A graph database can be viewed as either a single (large) labeled graph (e.g. web) or a collection of labeled graphs (e.g., chemical molecules). By keygraph searching it is intended graph or subgraph matching in a graph database. Although (sub)graph-to-graph matching algorithms can be used for keygraph searching, efficiency considerations suggest the use of indexing techniques to reduce the search space and the time complexity especially in large databases. Keygraph searching in databases consists of three basic steps:

*1. *Reduce the search space by filtering. For a database of graphs a filter finds the most relevant graphs; for a single-graph database it identifies the most relevant subgraphs. In this work, the attention is restricted to filtering techniques based on the structure of the labeled graphs (paths, subgraphs). Since searching for subgraph structures is quite difficult, most algorithms choose to locate paths of node labels.
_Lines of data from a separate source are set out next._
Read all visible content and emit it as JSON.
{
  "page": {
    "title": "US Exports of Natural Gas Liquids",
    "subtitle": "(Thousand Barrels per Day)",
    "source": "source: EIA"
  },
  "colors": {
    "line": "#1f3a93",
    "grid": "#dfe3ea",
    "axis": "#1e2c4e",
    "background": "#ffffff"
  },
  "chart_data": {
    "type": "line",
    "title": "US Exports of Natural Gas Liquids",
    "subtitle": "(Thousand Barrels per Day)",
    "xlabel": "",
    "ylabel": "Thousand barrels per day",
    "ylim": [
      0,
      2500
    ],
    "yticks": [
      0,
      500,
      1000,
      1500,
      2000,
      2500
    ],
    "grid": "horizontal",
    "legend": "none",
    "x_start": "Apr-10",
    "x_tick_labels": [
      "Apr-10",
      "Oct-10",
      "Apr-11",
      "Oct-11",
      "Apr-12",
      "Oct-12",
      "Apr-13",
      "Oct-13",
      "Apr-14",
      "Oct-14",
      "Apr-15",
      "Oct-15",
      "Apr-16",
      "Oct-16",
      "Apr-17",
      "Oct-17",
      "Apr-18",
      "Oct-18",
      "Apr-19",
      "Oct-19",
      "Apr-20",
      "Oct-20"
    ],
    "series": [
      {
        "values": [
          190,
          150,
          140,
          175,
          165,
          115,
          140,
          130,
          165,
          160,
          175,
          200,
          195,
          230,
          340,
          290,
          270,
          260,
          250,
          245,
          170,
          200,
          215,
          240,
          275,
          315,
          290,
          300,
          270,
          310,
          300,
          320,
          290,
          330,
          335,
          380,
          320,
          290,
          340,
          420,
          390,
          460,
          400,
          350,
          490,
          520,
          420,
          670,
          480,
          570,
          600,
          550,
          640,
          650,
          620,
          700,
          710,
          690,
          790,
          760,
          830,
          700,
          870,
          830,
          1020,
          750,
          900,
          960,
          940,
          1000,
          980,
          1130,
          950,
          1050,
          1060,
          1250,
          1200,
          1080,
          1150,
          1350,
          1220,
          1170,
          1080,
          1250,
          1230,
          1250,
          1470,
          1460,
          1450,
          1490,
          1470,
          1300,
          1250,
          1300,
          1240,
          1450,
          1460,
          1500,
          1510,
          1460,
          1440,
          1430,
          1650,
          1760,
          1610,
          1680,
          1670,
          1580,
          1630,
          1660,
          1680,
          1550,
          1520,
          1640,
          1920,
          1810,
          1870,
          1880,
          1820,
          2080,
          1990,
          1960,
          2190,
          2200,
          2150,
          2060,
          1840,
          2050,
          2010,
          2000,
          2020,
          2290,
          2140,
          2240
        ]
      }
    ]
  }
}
*2. *Formulate query into simple structures. The query graph can be given directly as a set of nodes and edges or as the intersection of a set of paths. Furthermore the query can contain wildcards (representing nodes or paths) to allow more general searches. This step normally reduces the query graph to a collection of small paths.

*3. *Match. Matching is implemented by either traditional (sub)graph-to-graph matching techniques, or combining the set of paths resulting from processing the path expressions in the query through the database.